You find yourself daydreaming about a completely different kind of work. The fantasies might be vague ("I want to do something meaningful") or specific ("I want to be a therapist / writer / teacher / farmer"), but the common thread is: this isn't me.
The root cause
Your values and your work are out of sync. At some point — maybe when you chose engineering because that's what smart people in India do, or when you took the job with the highest offer because that's what made your parents proud — you optimized for the wrong thing. Not wrong morally, but wrong for you.
This is the most painful type of stuck because the solution (changing direction) often means giving up something real: salary, status, years of accumulated expertise.
The fix
Misalignment stuck requires exploration before action. You need to figure out what alignment actually looks like for you before making any big moves.
- Map your values: When do you feel most alive at work? What tasks make time disappear? What achievements actually made you proud (not just looked good on a resume)?
- Energy audit: For one week, rate your energy 1-10 after every work activity. The pattern will tell you more about your values than any assessment.
- Test the fantasy: Before quitting to become a writer, write for 30 days. Before leaving tech for education, volunteer to teach. The gap between the fantasy and the reality is always informative.

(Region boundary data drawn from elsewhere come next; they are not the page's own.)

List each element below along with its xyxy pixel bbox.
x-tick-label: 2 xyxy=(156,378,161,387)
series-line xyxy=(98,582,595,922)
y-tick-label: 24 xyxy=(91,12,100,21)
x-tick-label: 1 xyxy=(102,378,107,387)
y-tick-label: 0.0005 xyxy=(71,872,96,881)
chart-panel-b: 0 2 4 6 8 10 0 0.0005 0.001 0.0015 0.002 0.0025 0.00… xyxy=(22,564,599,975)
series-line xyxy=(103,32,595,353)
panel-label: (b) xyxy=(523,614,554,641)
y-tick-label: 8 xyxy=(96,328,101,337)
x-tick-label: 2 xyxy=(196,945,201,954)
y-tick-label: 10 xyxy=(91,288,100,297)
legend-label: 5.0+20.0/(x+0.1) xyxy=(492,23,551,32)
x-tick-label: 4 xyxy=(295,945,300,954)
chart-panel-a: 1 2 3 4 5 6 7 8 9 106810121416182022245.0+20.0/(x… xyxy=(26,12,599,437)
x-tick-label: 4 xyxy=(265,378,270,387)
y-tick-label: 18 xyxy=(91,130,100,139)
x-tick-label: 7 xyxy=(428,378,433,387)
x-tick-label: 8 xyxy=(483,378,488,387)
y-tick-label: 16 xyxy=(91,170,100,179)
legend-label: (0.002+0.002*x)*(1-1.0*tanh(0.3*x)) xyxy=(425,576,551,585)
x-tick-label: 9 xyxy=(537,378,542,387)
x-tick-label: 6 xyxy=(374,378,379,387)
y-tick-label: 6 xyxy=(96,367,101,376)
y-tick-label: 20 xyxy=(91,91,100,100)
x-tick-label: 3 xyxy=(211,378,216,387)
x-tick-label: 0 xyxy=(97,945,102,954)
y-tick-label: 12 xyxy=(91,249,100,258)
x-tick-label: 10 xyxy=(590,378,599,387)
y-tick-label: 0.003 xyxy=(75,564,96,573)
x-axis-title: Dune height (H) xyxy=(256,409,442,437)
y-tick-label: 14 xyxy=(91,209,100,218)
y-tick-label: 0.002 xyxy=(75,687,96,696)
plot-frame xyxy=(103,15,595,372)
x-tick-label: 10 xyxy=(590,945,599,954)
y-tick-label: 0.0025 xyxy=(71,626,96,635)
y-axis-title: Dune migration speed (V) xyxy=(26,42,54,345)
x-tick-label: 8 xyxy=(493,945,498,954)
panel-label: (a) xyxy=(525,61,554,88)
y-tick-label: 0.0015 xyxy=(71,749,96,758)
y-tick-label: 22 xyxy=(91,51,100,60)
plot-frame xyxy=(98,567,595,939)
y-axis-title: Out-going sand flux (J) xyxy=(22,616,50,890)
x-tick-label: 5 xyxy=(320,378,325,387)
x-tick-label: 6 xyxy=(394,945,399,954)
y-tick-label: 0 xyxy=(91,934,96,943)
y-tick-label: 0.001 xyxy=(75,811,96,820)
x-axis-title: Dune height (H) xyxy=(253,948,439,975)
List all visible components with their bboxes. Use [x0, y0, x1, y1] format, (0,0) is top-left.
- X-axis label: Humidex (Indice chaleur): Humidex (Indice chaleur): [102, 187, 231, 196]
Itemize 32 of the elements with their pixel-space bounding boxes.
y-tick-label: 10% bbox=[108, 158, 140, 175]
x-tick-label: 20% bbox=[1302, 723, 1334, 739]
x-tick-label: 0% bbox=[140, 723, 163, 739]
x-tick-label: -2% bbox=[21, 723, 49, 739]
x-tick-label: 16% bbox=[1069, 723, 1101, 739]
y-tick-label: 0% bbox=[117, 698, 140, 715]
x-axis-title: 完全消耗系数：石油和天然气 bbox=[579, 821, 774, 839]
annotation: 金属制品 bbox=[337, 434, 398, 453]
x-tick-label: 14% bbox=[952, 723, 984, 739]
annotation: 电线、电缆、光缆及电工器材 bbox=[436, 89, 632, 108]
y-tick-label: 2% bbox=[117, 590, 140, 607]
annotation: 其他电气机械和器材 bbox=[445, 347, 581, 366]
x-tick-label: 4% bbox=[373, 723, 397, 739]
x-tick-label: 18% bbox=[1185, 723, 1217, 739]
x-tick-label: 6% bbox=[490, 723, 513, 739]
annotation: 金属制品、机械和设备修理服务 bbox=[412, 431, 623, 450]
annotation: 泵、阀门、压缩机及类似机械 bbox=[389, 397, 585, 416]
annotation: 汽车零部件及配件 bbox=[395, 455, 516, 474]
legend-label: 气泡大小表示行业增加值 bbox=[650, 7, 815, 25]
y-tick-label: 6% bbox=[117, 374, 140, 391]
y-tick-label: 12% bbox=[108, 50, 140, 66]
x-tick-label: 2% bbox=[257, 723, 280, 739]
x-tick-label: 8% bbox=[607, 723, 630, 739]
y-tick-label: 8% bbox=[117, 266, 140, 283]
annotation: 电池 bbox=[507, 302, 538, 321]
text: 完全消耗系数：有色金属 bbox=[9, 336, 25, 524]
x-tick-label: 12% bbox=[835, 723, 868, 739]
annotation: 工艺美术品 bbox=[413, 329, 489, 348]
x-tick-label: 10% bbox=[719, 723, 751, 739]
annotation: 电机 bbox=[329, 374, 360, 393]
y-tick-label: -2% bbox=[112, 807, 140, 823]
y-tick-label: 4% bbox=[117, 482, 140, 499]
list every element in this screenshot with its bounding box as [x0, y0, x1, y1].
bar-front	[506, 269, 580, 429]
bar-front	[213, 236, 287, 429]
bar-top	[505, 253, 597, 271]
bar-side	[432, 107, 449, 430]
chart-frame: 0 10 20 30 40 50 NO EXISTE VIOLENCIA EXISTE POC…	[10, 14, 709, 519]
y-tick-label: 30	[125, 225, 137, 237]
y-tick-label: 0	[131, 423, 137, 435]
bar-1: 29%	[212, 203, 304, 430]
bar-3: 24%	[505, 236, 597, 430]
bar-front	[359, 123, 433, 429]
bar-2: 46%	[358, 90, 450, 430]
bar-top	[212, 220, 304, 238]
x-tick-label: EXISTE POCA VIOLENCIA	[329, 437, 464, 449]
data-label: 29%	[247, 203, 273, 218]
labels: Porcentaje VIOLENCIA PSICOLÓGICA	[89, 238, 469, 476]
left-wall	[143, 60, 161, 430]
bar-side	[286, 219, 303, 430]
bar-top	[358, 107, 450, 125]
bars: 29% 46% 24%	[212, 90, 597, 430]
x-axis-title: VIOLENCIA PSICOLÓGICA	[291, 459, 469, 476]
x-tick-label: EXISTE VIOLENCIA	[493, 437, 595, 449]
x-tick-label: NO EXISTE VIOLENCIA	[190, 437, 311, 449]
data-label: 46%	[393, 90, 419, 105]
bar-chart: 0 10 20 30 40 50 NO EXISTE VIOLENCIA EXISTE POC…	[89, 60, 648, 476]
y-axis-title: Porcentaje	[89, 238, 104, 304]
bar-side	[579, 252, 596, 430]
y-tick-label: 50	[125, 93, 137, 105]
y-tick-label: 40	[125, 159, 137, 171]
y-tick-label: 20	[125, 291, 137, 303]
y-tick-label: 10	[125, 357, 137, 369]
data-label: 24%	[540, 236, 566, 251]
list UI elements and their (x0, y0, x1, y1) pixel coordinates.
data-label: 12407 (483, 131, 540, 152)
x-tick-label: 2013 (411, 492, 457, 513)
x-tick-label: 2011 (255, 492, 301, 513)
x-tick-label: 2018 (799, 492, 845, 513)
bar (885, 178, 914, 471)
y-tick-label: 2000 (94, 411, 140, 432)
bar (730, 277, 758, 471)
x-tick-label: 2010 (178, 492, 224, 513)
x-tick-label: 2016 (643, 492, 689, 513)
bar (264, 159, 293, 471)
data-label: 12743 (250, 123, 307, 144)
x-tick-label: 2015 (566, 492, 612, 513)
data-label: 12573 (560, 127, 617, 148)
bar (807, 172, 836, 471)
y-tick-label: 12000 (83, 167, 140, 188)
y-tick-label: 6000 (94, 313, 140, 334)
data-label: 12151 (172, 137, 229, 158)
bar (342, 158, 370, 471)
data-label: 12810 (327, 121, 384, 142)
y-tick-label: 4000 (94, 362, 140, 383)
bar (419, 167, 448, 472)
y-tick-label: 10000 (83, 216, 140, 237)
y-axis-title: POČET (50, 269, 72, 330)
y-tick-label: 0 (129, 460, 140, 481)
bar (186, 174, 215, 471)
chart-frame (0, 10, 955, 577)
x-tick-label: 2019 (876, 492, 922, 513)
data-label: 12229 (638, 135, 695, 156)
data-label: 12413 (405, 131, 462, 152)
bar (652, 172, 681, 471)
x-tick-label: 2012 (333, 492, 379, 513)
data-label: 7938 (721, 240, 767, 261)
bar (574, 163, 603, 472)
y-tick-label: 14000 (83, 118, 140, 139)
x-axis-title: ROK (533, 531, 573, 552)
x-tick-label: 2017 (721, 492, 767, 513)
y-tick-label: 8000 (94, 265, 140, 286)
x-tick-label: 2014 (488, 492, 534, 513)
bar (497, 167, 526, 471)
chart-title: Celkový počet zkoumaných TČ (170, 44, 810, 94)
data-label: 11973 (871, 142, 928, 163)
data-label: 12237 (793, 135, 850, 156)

The test: If someone offered you a prestigious, high-paying promotion in your current field, would you feel excited or trapped? If trapped, you're misalignment stuck. The level is fine; the direction is wrong.Start the values work now: The Values Card Sort walks you through sorting 66 values into what matters most — takes 10 minutes and gives you a clearer compass than weeks of thinking.
Type 3: Fear stuck
What it feels like
You know what you want. Maybe you've known for months or years. But you can't bring yourself to act on it. There's always a reason to wait: not the right time, not enough savings, not sure enough, what if it doesn't work out.
Fear stuck is the most frustrating type because you can see the answer — you just can't reach it. You're not confused about the destination. You're paralyzed by the journey.
The root cause
Something is at stake that feels too big to risk. It might be financial security, family approval, social status, or your identity as a successful professional. The fear isn't irrational — these are real things to lose. But the fear has grown bigger than the reality, and it's keeping you frozen.
In Indian professional culture, fear stuck often shows up as:
- "My parents sacrificed everything for my education — I can't waste it by switching fields"
- "At 25 LPA, people respect me. If I take a pay cut, what will they think?"
- "What if I try and fail? I can always come back — but will the market take me back?"
The fix
Fear stuck doesn't need more information — it needs a smaller first step. The gap between "stay forever" and "quit tomorrow" is vast, and most people get stuck thinking those are the only two options.
- Name the specific fear: "What exactly am I afraid of?" Not "everything" — the specific scenario. "I'm afraid that if I leave my ₹28 LPA job and the new thing doesn't work out, I won't be able to get back to the same salary level, and my parents will see me as a failure." Once you name it, you can evaluate it.
- Stress-test the worst case: If the absolute worst happened, what would you actually do? Most people discover their worst case is survivable — just uncomfortable.
- Design the smallest possible experiment: Not "quit and start over" but "spend 2 weekends exploring this and see how it feels." Lower the stakes until the fear can't stop you.